Как только я взяла на руки своего первого ребенка, то сразу поняла, что мне нравится быть мамой. Даже теперь я иногда по ночам убаюкиваю себя, прокручивая в голове моменты их рождения, этот драгоценнейший из всех фильмов на свете. Мне нравилось, как сладко от них пахнет молоком, нравилось носить их у себя на груди, словно любимую брошку. Я любила целовать их в заднюю часть шеи, куда приходилось зарываться носом; да я и сейчас люблю это делать. Любила засовывать их крошечные ножки целиком себе в рот. Китти до сих пор разрешает мне покусывать ее ножки и расцеловывать ее со всех сторон, да и Лео для пятнадцатилетнего довольно уступчив, особенно когда никто не видит. Я дразнила их, рассказывая, как много лет назад заставила подписать со мной договор, согласно которому оба ребенка, вне зависимости от возраста, обязаны пожизненно терпеть мои поцелуи и объятия.

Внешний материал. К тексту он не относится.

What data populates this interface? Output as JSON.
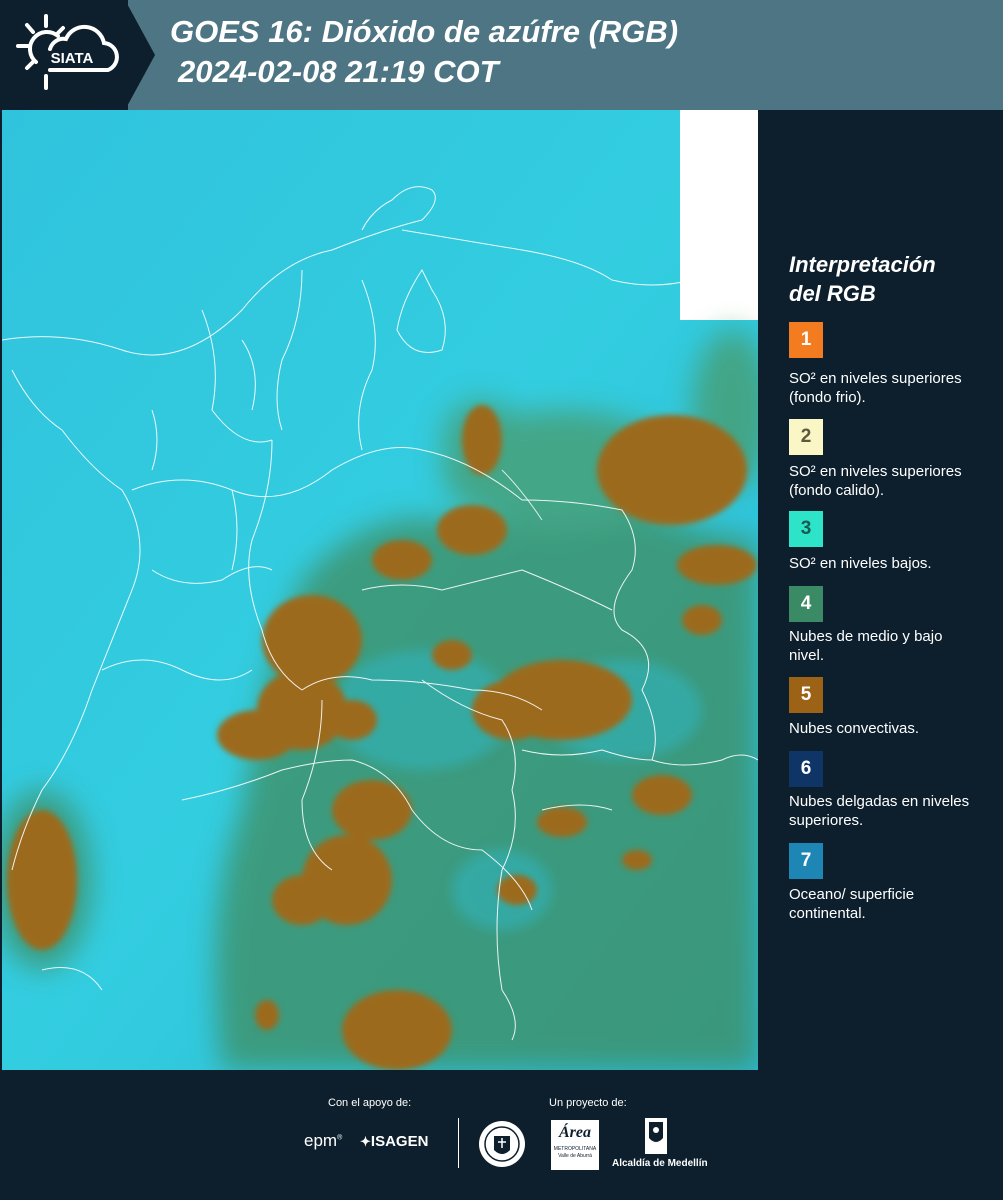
{
  "header": {
    "logo_text": "SIATA",
    "title_line1": "GOES 16: Dióxido de azúfre (RGB)",
    "title_line2": "2024-02-08 21:19 COT"
  },
  "legend": {
    "title_line1": "Interpretación",
    "title_line2": "del RGB",
    "items": [
      {
        "num": "1",
        "color": "#f47c20",
        "text": "SO² en niveles superiores (fondo frio)."
      },
      {
        "num": "2",
        "color": "#fbf6c6",
        "text": "SO² en niveles superiores (fondo calido)."
      },
      {
        "num": "3",
        "color": "#2de3c8",
        "text": "SO² en niveles bajos."
      },
      {
        "num": "4",
        "color": "#3a8a66",
        "text": "Nubes de medio y bajo nivel."
      },
      {
        "num": "5",
        "color": "#9c6316",
        "text": "Nubes convectivas."
      },
      {
        "num": "6",
        "color": "#0e3566",
        "text": "Nubes delgadas en niveles superiores."
      },
      {
        "num": "7",
        "color": "#1e86b5",
        "text": "Oceano/ superficie continental."
      }
    ]
  },
  "footer": {
    "support_label": "Con el apoyo de:",
    "project_label": "Un proyecto de:",
    "sponsor1": "epm",
    "sponsor2": "ISAGEN",
    "partner_area_line1": "Área",
    "partner_area_line2": "METROPOLITANA",
    "partner_area_line3": "Valle de Aburrá",
    "partner_medellin": "Alcaldía de Medellín"
  },
  "colors": {
    "background": "#0d1f2c",
    "header": "#4e7583",
    "ocean_cyan": "#2ec9df",
    "convective": "#9c6316",
    "mid_low_cloud": "#3a8a66"
  }
}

Я соблюдаю договоренности. Может, это и старомодно, но, выходя замуж за мистера Ворчуна, их отца, я всерьез поклялась быть с ним честной и хранить верность, пока смерть не разлучит нас. Я пару раз немножко флиртовала и целовалась, но вообще-то никогда ему не изменяла. А вот недавно поймала себя на том, что заигрываю с единственным своим другом-мужчиной, закоренелым гомосексуалистом.
— И чем мы, девушки, так тебе не нравимся? — как-то спросила я у него.
— Вы просто недостаточно… ну… волосатые, вот.
— Это легко исправить, особенно если мы перестанем брить ноги и выщипывать усики, — запротестовала я.
Слова Джины о том, что ей никогда больше не доведется спать с другим мужчиной, так и звенели у меня в голове. Мне казалось, что я задыхаюсь. Что делать? Неужели я до самой смерти буду заниматься сексом только с Грегом? Но не могу же я завести любовника… Я считала, что раздеваться перед незнакомым человеком после сорока лет просто нельзя. Разве это еще не запрещено законом? Ладно, муж может видеть меня голой, если это так уж необходимо. В конце концов, именно он несет ответственность за мое не столь подтянутое после родов тело, так что, выхаживая перед ним обнаженной, я испытывала странное удовольствие. Словно кричала: «Посмотри, ублюдок, что ты сделал с моим телом!» Но кто-то совсем чужой, совсем новый, это просто… невозможно, вот какое слово подходит тут больше всего.
— Ты ведь не думаешь, что я зануда, правда? — спросила меня Рути, когда чуть позже мы, откинувшись на диване, как римляне, уничтожали обед.